Seemel’s door, titled “Dirty Hands (Mayor Charlie Hales’ Legacy),” depicts the narrative of a neighborhood overrun by construction and corruption – specifically, the story of the North Pearl District in Portland, where, during a big development push, toxic dirt was dug up and left to sit out for months, coating the neighborhood. The developers (of luxury condos) didn’t want to spend the money to dispose of the cancer-causing dirt, according to Seemel, and the community was impacted.

Those impacted “were people like me, people who qualify for income-adjusted housing,” Seemel said. “We didn’t have a lot of money, so our local government had little trouble ignoring our plight.”

After years of fighting to be heard, fighting for law enforcement and protection from various kinds of pollution, Seemel and Vanadia got fed up and moved east. Many of their former neighbors, especially those with children, stayed.

“Without the income-adjusted status of the building, they would never be able to afford to live in such a good school district, so close to public transportation and multiple grocery stores,” she explained. “Portland is widely celebrated as a green city where urban planning brings about true quality of life, but the truth is more complicated. Renters are not prioritized there. They aren’t even listened to.

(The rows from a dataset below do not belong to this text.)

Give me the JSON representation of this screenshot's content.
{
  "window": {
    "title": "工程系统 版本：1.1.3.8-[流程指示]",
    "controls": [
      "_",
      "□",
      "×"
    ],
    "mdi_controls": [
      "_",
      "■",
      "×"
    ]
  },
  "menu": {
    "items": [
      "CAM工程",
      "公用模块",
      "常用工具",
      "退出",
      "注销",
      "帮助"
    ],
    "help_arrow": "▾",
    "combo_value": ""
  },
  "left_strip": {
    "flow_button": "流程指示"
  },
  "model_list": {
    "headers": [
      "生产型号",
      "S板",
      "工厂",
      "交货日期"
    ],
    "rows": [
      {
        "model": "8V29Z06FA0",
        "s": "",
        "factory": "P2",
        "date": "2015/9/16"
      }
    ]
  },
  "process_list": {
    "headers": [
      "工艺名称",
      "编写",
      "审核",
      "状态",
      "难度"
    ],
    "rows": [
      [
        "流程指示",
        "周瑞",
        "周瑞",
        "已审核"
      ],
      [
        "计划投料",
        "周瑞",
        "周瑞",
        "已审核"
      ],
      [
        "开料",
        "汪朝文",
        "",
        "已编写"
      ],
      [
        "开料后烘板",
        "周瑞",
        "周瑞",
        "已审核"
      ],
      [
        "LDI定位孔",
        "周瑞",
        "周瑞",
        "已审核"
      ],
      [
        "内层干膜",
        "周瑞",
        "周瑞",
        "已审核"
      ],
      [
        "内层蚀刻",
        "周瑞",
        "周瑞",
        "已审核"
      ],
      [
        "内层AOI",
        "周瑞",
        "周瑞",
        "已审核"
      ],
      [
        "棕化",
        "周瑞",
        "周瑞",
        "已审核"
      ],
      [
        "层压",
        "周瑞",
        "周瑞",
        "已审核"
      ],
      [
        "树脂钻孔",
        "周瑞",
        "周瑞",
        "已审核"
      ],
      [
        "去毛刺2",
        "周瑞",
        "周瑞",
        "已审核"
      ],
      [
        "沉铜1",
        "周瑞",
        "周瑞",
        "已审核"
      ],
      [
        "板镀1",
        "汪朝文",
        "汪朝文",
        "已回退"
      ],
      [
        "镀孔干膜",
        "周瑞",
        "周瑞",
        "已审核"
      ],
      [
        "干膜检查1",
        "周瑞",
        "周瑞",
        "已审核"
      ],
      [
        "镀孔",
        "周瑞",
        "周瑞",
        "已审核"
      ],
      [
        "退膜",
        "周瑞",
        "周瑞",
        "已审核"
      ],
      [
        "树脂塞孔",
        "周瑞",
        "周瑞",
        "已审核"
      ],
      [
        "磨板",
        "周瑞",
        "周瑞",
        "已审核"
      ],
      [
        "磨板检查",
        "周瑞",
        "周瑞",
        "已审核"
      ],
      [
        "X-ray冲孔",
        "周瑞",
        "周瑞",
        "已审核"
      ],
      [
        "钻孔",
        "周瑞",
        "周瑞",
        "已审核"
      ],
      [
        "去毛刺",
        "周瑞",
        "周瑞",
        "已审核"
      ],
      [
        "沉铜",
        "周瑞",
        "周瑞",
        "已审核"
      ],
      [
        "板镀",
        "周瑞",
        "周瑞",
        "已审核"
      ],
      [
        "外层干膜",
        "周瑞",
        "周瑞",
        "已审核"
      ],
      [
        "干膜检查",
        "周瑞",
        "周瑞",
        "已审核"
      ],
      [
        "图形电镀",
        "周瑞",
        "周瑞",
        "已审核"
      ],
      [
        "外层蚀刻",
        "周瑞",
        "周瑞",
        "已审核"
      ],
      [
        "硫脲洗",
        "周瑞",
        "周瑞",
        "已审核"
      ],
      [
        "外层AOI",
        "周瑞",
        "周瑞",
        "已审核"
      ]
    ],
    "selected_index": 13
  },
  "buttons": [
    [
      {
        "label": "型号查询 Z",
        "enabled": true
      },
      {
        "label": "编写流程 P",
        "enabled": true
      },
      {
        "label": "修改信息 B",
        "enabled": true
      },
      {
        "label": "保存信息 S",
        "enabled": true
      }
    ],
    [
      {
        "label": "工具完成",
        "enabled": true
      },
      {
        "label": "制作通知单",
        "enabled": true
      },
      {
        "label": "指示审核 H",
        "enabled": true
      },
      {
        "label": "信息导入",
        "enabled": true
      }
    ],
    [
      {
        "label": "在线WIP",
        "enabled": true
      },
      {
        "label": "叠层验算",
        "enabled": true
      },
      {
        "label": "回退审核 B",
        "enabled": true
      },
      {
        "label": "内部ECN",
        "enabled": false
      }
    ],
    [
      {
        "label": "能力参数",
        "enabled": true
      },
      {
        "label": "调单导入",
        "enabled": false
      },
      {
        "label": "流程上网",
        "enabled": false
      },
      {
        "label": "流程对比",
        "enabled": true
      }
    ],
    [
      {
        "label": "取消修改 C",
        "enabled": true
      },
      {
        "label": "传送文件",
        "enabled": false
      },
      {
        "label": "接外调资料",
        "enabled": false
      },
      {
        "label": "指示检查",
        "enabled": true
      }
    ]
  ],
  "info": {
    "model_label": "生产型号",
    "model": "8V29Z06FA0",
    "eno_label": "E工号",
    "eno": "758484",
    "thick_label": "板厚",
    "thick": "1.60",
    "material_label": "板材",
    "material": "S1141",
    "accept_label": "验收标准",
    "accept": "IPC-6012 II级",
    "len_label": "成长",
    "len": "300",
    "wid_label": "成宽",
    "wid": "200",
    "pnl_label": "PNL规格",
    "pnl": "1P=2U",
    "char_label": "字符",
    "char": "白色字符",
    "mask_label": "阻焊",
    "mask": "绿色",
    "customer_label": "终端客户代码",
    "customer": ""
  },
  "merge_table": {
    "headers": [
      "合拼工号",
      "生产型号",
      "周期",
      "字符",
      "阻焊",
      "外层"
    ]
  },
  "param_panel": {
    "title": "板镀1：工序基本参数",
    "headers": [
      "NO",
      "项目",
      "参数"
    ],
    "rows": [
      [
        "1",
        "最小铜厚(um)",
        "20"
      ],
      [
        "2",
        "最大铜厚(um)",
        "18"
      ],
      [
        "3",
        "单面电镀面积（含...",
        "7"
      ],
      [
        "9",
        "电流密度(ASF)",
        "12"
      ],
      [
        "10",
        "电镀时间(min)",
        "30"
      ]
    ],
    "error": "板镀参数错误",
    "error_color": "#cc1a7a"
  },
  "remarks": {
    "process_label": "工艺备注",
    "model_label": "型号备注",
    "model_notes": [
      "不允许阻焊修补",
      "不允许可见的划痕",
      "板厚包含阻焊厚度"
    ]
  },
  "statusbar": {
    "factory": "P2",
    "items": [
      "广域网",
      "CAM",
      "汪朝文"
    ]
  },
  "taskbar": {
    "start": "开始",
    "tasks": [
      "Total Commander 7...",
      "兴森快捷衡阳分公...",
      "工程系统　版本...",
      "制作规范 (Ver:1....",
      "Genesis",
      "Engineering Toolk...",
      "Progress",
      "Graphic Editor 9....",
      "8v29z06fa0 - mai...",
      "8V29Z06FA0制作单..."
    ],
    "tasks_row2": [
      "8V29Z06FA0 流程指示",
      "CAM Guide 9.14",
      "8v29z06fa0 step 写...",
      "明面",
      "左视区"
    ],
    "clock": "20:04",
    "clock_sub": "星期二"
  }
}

“This painting is one way to ensure the unlawful behavior of Portland’s former mayor and his associates won’t be forgotten. Hopefully, it will encourage the city’s power players to view community not as something to be commodified, but instead as something with a far greater value.”

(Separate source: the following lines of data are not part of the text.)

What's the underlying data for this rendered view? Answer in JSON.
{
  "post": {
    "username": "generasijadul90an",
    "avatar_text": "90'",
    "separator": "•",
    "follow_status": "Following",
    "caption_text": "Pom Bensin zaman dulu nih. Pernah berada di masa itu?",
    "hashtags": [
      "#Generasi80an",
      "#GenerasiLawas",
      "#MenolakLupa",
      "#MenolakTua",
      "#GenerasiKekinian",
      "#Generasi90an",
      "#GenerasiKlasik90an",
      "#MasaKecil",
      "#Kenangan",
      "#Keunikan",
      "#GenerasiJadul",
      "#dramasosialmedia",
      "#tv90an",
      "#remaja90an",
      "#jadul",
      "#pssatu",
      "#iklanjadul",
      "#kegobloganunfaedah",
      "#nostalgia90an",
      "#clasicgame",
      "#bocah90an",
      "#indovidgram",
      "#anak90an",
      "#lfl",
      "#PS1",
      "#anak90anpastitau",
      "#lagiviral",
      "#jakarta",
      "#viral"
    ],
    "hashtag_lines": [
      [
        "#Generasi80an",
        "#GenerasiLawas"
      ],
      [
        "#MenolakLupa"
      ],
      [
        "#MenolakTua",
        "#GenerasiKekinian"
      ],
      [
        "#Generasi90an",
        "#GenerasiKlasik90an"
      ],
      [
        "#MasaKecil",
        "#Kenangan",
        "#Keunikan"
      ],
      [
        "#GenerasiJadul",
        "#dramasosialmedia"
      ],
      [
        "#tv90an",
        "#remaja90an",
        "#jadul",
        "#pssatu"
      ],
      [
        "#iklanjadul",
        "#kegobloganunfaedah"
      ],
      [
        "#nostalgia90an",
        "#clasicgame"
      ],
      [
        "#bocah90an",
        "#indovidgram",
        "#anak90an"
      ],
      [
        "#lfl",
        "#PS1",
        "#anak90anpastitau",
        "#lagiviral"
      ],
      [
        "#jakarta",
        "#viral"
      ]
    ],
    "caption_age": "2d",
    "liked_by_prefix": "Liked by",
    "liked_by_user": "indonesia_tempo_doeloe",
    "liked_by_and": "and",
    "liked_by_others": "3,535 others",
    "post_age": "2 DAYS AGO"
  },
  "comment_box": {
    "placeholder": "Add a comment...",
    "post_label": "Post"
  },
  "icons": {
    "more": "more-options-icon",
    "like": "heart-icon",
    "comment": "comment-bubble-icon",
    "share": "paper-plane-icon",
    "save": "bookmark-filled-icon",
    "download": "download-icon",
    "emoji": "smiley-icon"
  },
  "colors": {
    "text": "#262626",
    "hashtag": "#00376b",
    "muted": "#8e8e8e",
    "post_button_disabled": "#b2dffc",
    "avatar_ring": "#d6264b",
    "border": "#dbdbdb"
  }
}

From the door painting experience in D.C., Seemel said she “learned that I’m not alone.”

“I’ve never owned a house, and renting has been complicated for my partner and me over the years. I’m an independent artist, and I’m married to a freelancer. When we do find a place that matches our budget, it’s often difficult to convince landlords that we’ll be responsible renters because we are self-employed and our income rarely adds up to three times the rent,” the formula preferred by landlords.

“This situation is frustrating to me, and sometimes makes me question my choices – but it shouldn’t. Safe and affordable rental housing is something America can and should make happen.

“The 11 doors of The Doors of Make Room represent the 11 million households living one paycheck away from losing their home. I’ve been one of those 11 million, and I can tell you, it’s 11 million households too many.”